ROANOKE TIMES Copyright (c) 1996, Roanoke Times DATE: Friday, July 19, 1996 TAG: 9607190022 SECTION: EDITORIAL PAGE: A-8 EDITION: METRO
IN THE mid-1960s, Paul Moyer caught some children breaking into a store in his Northwest Roanoke neighborhood.
He didn't run them off.
He didn't alert police, then shrug it off as their problem.
He didn't demand that the kids be treated like hardened adult criminals.
He didn't ask politicians to ``do something.''
He didn't call for a task-force study.
He didn't apply for a federal grant.
He didn't wait for a government solution.
Instead, Moyer talked to the kids, asking them why they had broken into the store.

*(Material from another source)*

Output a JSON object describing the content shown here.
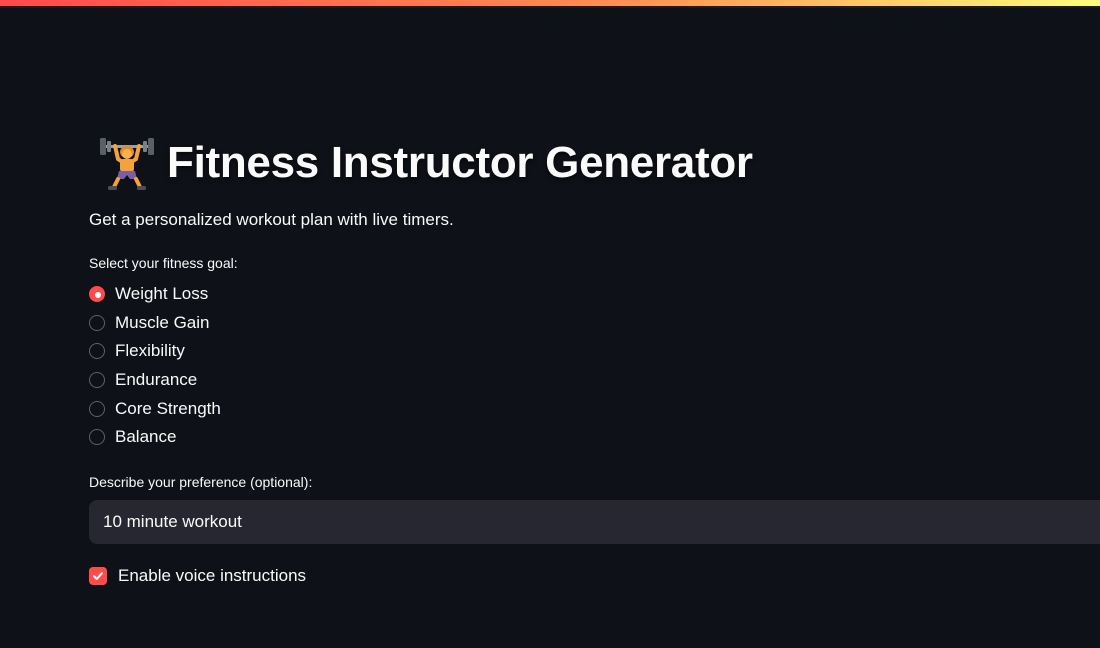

They told him: ``Because we don't have anything else better to do.''
They also told him they wanted to play football and basketball, but there were no programs in their neighborhoods.

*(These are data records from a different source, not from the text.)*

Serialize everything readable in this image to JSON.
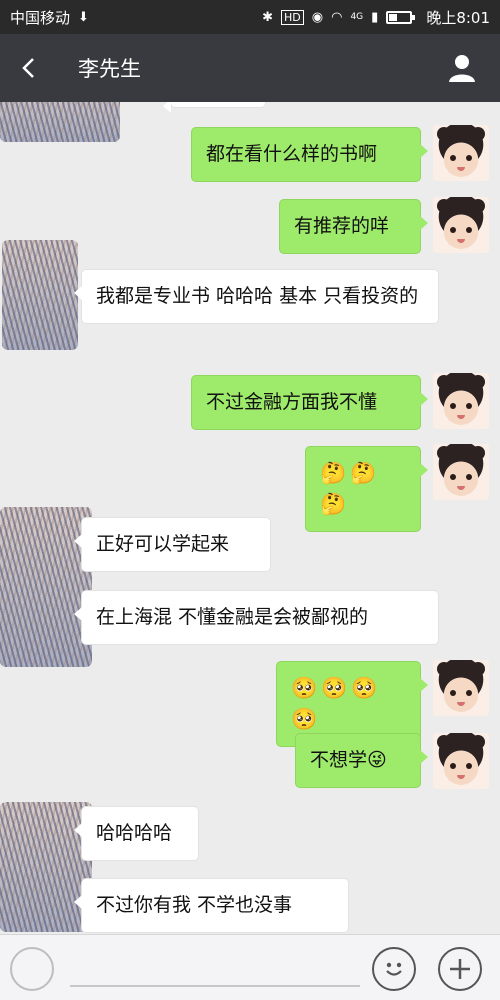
{
  "status_bar": {
    "carrier": "中国移动",
    "network": "4G",
    "time": "晚上8:01",
    "hd_label": "HD"
  },
  "header": {
    "title": "李先生",
    "back_icon": "back-arrow-icon",
    "profile_icon": "person-icon"
  },
  "messages": [
    {
      "side": "right",
      "text": "都在看什么样的书啊"
    },
    {
      "side": "right",
      "text": "有推荐的咩"
    },
    {
      "side": "left",
      "text": "我都是专业书 哈哈哈  基本 只看投资的"
    },
    {
      "side": "right",
      "text": "不过金融方面我不懂"
    },
    {
      "side": "right",
      "text": "🤔🤔🤔"
    },
    {
      "side": "left",
      "text": "正好可以学起来"
    },
    {
      "side": "left",
      "text": "在上海混  不懂金融是会被鄙视的"
    },
    {
      "side": "right",
      "text": "🥺🥺🥺🥺"
    },
    {
      "side": "right",
      "text": "不想学😜"
    },
    {
      "side": "left",
      "text": "哈哈哈哈"
    },
    {
      "side": "left",
      "text": "不过你有我  不学也没事"
    }
  ],
  "bottom_bar": {
    "emoji_icon": "smiley-icon",
    "plus_icon": "plus-icon"
  }
}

So Moyer and other parents formed the Inner-City Athletic Association, to give lower-income kids more chance to participate in sports and recreational activities.
It's anybody's guess how many Roanoke youngsters have not broken into stores or otherwise run afoul of the law because of this voluntary, nonprofit endeavor. The numbers of victories and honors won by ICAA participants on the fields, courts and tracks of athletic competition are easier to gauge.
Just last weekend, for instance, the ICAA ``team,'' boys and girls, collected a bunch of medals in track-and-field competition at the statewide Commonwealth Games in the Roanoke Valley. Not all of those youngsters are bound for future Olympics, of course. Few will go on to professional sports careers as did, for example, the National Basketball Association's George Lynch - a well-known ICAA alumnus.
But they all have been given something to do better than becoming juvenile-crime, teen-pregnancy, drug-abuse or school-dropout statistics.
All the Commonwealth Games' winners and participants deserve congratulations. But the shiniest medals should go to people, like Moyer, who care enough to get personally involved with the children in their communities.